While much of the focus of the reporters’ questions to Pittsburgh Steelers head coach Mike Tomlin and general manager Kevin Colbert during their pre-draft press conference was centered around the complications and difficulties presented by preparing for a draft amid a viral pandemic, they were not worried about that.
Particularly for Tomlin, his focus was on what happens during the offseason after the draft, after you select players. What do you do with them next, when you can’t bring them in, they can’t travel, you can’t work face to face?
“I guess my focus now is on the welcoming and the development of the guys that we’re gonna draft, and what that’s gonna look like or not look like”, he told reporters. “Drafting is just the beginning of the process. How we develop these men, not only as players but into our team and this community, is something that we take personal pride in and work very hard at”.
While it doesn’t always work out, the Steelers are among the teams who most look for a certain ‘type’ of player, one who can buy into the ‘Steelers Way’. Sometimes during a draft broadcast they might make a pick and the analysts will say something like, ‘that’s such a Steelers pick’. It even influences their mock drafts. It’s certainly something that is readily acknowledged.

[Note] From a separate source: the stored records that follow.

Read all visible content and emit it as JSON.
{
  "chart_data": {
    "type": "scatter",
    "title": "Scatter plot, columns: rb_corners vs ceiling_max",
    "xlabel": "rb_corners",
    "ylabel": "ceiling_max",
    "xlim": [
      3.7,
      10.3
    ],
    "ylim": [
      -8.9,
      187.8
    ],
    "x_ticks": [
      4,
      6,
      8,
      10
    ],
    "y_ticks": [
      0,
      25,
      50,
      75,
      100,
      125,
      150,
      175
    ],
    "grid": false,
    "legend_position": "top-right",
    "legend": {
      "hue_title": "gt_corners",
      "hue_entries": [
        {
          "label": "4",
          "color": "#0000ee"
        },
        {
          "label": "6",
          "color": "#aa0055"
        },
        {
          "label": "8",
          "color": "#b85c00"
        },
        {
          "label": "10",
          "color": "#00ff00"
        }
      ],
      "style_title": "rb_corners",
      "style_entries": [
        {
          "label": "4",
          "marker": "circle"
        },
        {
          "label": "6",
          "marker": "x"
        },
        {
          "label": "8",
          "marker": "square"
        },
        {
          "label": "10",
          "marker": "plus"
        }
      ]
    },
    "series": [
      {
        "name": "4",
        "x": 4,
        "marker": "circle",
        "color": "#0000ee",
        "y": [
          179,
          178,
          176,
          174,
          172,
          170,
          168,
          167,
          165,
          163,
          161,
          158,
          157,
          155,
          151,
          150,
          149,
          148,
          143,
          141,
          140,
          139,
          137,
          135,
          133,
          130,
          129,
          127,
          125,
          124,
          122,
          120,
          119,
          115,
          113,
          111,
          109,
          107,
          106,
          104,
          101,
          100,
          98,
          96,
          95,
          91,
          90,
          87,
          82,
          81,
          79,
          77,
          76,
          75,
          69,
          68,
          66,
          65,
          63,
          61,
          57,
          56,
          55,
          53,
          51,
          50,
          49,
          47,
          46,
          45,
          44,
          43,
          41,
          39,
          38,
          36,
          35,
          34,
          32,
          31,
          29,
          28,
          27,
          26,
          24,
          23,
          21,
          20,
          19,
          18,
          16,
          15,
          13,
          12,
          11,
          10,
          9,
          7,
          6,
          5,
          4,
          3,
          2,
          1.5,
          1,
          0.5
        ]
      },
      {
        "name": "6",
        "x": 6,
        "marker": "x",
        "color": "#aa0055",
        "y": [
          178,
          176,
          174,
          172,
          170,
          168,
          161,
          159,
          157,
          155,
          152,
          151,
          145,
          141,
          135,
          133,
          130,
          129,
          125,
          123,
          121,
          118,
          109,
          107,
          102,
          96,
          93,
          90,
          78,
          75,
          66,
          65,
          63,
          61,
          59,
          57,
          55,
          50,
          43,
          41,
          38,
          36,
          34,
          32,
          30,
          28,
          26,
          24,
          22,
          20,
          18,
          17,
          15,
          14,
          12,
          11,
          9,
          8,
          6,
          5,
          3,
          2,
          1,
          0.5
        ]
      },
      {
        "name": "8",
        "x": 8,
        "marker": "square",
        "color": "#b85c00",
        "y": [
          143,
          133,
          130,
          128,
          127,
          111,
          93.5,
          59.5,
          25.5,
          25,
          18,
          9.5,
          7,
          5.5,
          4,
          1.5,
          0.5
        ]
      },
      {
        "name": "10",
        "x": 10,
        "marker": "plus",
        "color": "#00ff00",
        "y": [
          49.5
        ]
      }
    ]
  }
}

They may know what types of players they’re looking for, even if it may be more difficult to identify them this offseason, but there’s no doubt that the more uncertain part of the equation is how to deal with these players after you pick them, because we still have no idea what the offseason is going to look like in terms of on-field and in-facility work, if there is any.
“These present circumstances are going to change the look of that”, Tomlin said of the offseason process. “My attention is probably moving in that direction in terms of rookie orientation looks like, and how do we get to know these young men and help them grow and develop under present circumstances”.
He did allow that that is getting ahead of themselves a bit, though, because you need to have the players first. “That’s a few days away”, he said. “We’ve got to draft ‘em and acquire ‘em first, and I’m comfortable with the direction that we’re head in terms of that”.
While they barely got to any Pro Days and couldn’t bring in anybody for pre-draft visits, the team still managed to talk with an estimated 125 prospects, with about a third of them coming via FaceTime ‘pre-draft visits’.
Some of the information they are working with from some prospects who were not at the Combine and did not have Pro Days is limited, but they have made do with what they can, and will simply have to make the best decisions they can based on what they know. As will the 31 other teams.